Tramper on bush edge

Heading into the bush for a short stretch before going back up into the basin visible straight ahead

Two trampers in the forest

Absolutely magical forest

Magical creek in the forest

Beautiful waterway

Beautiful light in the forest

Such wonderful light

Tramping sitting in mossy forest

Just a magical lunch spot

Tramper at bush edge

Emerging from the bush in the next basin over

Campsite in the mountains

Camp for the night

Tent in the foreground pink clouds in the sky

Pink clouds of sunset

Tent lit up at sunset

I've been trying for a while to get a good image of a tent lit up at night - hopefully, this will be the first of many to come!

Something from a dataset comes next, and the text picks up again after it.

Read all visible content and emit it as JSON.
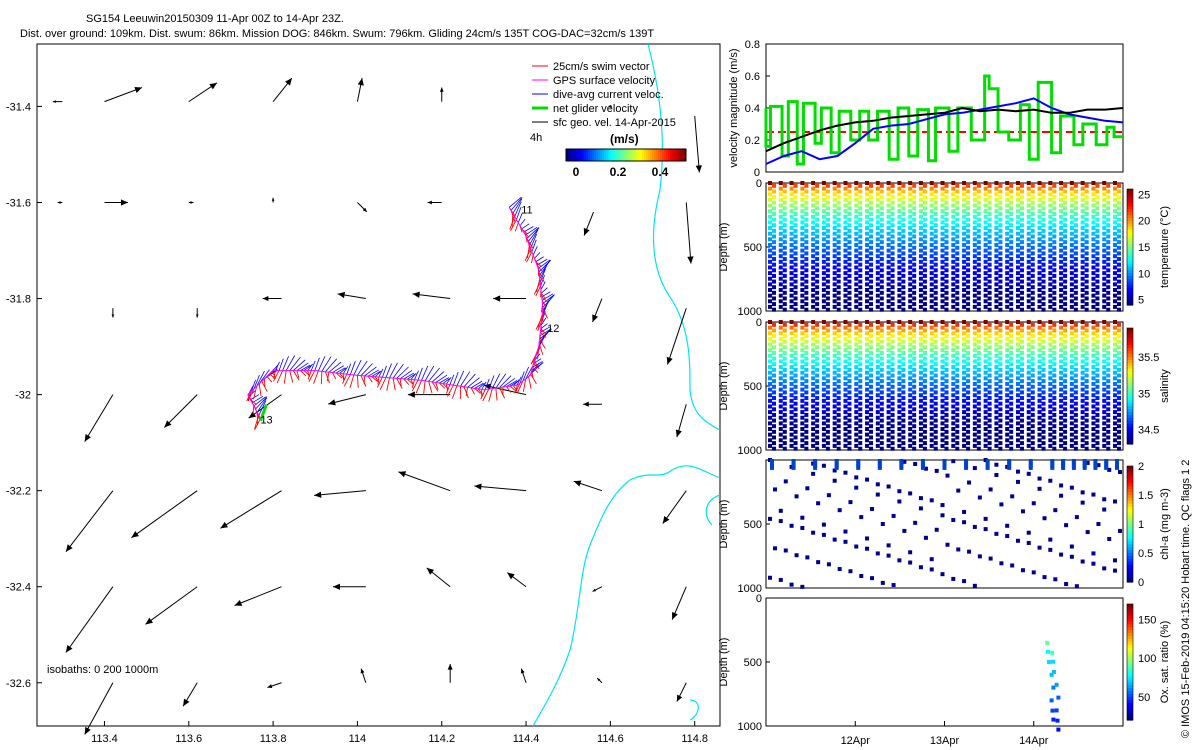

Our friend came to visit in the night, as evidenced by several small beak-tip-sized holes in the tent and gear, he's no longer around in the morning anymore. We set off, up over a small pass and back down into the Snag Burn. The kea nest is predictably empty. We stop at Snag Burn Hut for lunch, it's very well stocked which is good, we had actually planned on being back at the 'challenger' for lunch. After lunch, Lydia strides off ahead to get a few things done and not miss the evening catch session. Veronika and I take it a little more leisurely, and are rewarded by the most spectacular swimming hole! Unfortunately, I didn't get any photos though. Thus refreshed we charge up the hill, stopping to have a quick but not successful hunt for another nest. On the way down a few days ago, we had spotted a kea with a transmitter on in that location and it would have been good to find her nest. We arrive at the hut not too long after Lydia returns from higher up on the range and recapture an adult male initially named by my friend Max some years prior. He tries to bite me, but having suffered a severe kea bite at the lakeside camp a few days ago I'm having none of it! (I still have the scar from that one.)
The weather is starting to turn on us so we are going to have to think about getting out of the mountains before our two weeks are up.
View of Miller Peak

View from the saddle above camp back over to Miller Peak and the basin where our base hut it

Miller Biv in evening light

Miller Biv in the beautiful evening light

View of the Snag Burn valley

Looking back at the saddle of where we came from 

Murchison Mountains

Wonderful evening light

The problem with Miller Biv also known as the 'Challenger' is that it sits in an area on many tarns, and in fact, a tarn has actually formed beneath it. Making it somewhat of a damp place to be, so I endeavoured to drain it. This was actually a project initially started by a friend of mine several years prior, so step one was to dig out his old channel. The problem with that though was that the tarn in front of the hut was only marginally lower and it was then a long way to dig a channel to drain over the lip of the hill. With this task completed, I still wasn't happy with the state of the puddle under the hut. I realised that the tarn behind the hut was also a problem as it was continuous through the swampy ground to the under-hut tarn. Upon closer inspection, this was actually the main problem and it appeared that a previous attempt had also been made to drain this tarn and by extension the puddle under the hut. So I dug out this channel also, with much great success. Under the hut dry, at least until the next rain (so tomorrow), I went back to other activities. Although I had run out of green wool for the knitting project I'd bought with me. So maybe it was just as well we were flying out the next day.
Tarn in tussock

The offending tarn in front of the hut

Challenger Hut

See I'm not making it up it is called the 'Challenger'

Mt Cook Lily

Tired-looking Mt Cook Lily

Ominous looking clouds

Interesting cloud formations - or just ones that indicate a shift in the weather

Sunset Murchison mountains

Sunset is always better when the weather is changing

Sunset in the Murchison mountains

Loving the cloud-bow at sunset

Interesting cloud features at sunset

I love clouds

We flew out of the mountains. Successful kea catching trip over. I'm hooked and can't wait to go along on the next one!